The game told the story of the Finch family, as the protagonist moves through the many rooms of a house with strange protruding expansions on top. At first it felt a lot in the vein of Gone Home, which also moves you through various rooms of a house, telling a story. But this one was superior because of the individual stories of the Finch family. It turns out all of the family members are deceased, and most of their stories explain how their death came about. It was often weird or dramatic.

Spoiler: The family stories

The interactive stories by the Finch family:

  • Molly (1937-1947) – imagined herself as a cat hunting a blue bird in trees, then as an owl catching bunnies, as a shark rolling downhills into the ocean and catching a seal, and finally as a long snake eating the singing captain of ship.
  • Odin (1880-1937) – I was flipping pictures in a view master, telling the story of Odin’s demise in a house ripped into the ocean in a storm.
  • Calvin (1950-1961) – going too crazy in a swing, eventually flying over the edge.
  • Barbara Finch (1944-1960) – a horror story masterly told through the panes of a comic magazine that eventually became interactive. I could swing a crutch to defend myself in first person. Let’s just say it ended with an impressive scream.
  • Walter (1952-2055) – was living in a bunker below the house, opening and eating the contents of can after can, then finally climbing outside only to be run down by a train.
  • Sam (1950-1983) – snapping a few photos, then setting the timer of his camera to take a photo of him and a girl crying over the corpse of a reindeer she begrudgingly just shot. But the animal was actually not quite dead yet. It shook its head and forked Sam into his inevitable death, because of course they had to take this photo on a tall cliff.
  • Gregory (1976-1977) – as a baby in a bathtub playing with various plastic toys.
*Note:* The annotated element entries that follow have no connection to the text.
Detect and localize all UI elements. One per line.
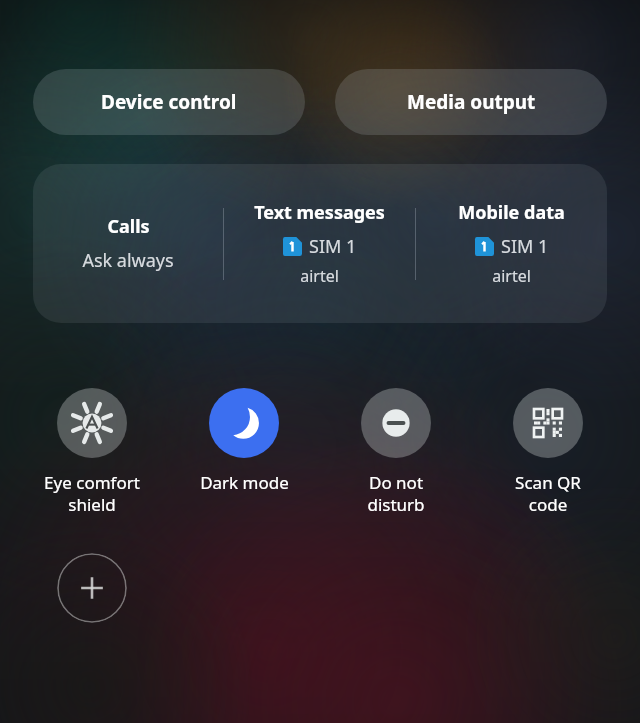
staticText: Dark mode [200, 471, 289, 494]
button[interactable]: Add tiles [57, 553, 127, 623]
staticText: airtel [492, 265, 531, 287]
button[interactable]: Dark mode [168, 388, 320, 494]
button[interactable]: Calls [33, 164, 223, 323]
staticText: Do not disturb [367, 471, 425, 516]
staticText: SIM 1 [501, 234, 549, 259]
staticText: airtel [300, 265, 339, 287]
button[interactable]: Media output [335, 69, 607, 135]
button[interactable]: Device control [33, 69, 305, 135]
staticText: Mobile data [458, 200, 565, 225]
staticText: Media output [407, 89, 536, 115]
staticText: Eye comfort shield [44, 471, 140, 516]
button[interactable]: Text messages [224, 164, 415, 323]
staticText: Calls [107, 214, 150, 239]
button[interactable]: Eye comfort shield [16, 388, 168, 516]
staticText: Text messages [254, 200, 385, 225]
button[interactable]: Do not disturb [320, 388, 472, 516]
staticText: Ask always [82, 248, 174, 273]
staticText: Scan QR code [515, 471, 581, 516]
staticText: Device control [101, 89, 237, 115]
button[interactable]: Mobile data [416, 164, 607, 323]
staticText: SIM 1 [309, 234, 357, 259]
button[interactable]: Scan QR code [472, 388, 624, 516]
I could control a frog that could jump really high by bouncing off a big whale toy. Eventually the tap was kicked on by the frog toy and poor Gregory drowned.
  • Gus (1969-1982) – controlling a kite on a grounded line at the beach. The weather got worse, chairs started flying around (following the kite in a snake formation) and… I’m actually not sure what the cause of death was here. Getting everything in his face?
  • Milton (1992-2003) – I was using a flipbook to tell a story about this talented young painter in a small observatory. Slightly underwhelming. I’ve already forgotten what it was about.
  • Lewis (1988-2010) – as a console gamer working at a fish factory, cutting fish heads. Eventually he started daydreaming and this led to marvelous pseudo console gaming sequences. First in a black 2D maze, then on foot in an RRG picking up followers, sailing in a boat on a river with fork choices, in third person in a castle getting crowned, and finally having his head chopped off.
  • Edie (1917-2010) – the grandma, trying to tell a story about a tide at night that made it possible to walk through the fog all the way to the old house that was originally washed asea. But just as I was about to enter the old house, Edith’s mother tore grandma’s book out of my hands.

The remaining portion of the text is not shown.